Pubblicato il 27/02/2012 09:56:43
Dies irae
(da "Versi dal Paese dell'Anima" - ed. Corriere della Sera)
No, col mio onesto cuore non mi alleo. E' troppo puro, ha il freddo della morte, e voi, che non sfruttate il suo ardore ingenuo, i suoi richiami perentori, avete la speranza che lo ascolti questo ladro di sé che io sono...

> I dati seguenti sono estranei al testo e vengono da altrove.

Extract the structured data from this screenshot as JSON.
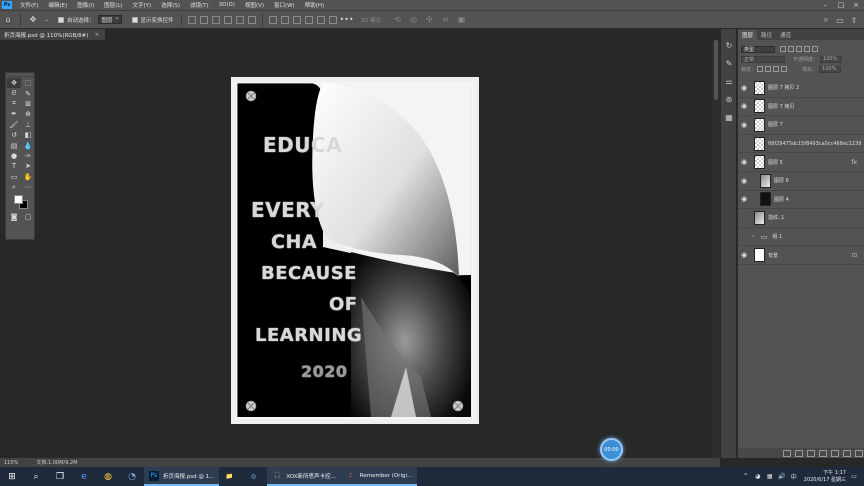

Quel giorno, vinto, ascolterò il mio pianto, ma in mano avrò il cipresso, non l'ulivo! Voi lo sapete, o angeli, che tenta la mia voce il barbaro che stette dinanzi ad una terra d'albe e gemme: fu la terra ch'io vidi sul Livenza
sul Po, sul Reno quando una bipenne di oro fanciullesco nella mano agitvo gioioso sul padano paesaggio: lì la mia famiglia, indenne verde tribù, viveva nel creato. Ma ERA già la mia condanna in me.
E si scatenerà se i dolci fili della gioia avrò perso... O Dio, c'è già in me il mio fantasma, il mio automa, che mi soppianterà, nel vecchio aroma della mia stanza, del paese, e ahimé, del mondo, quasi increato ancora,
a cui il morto, ormai, non si appassiona.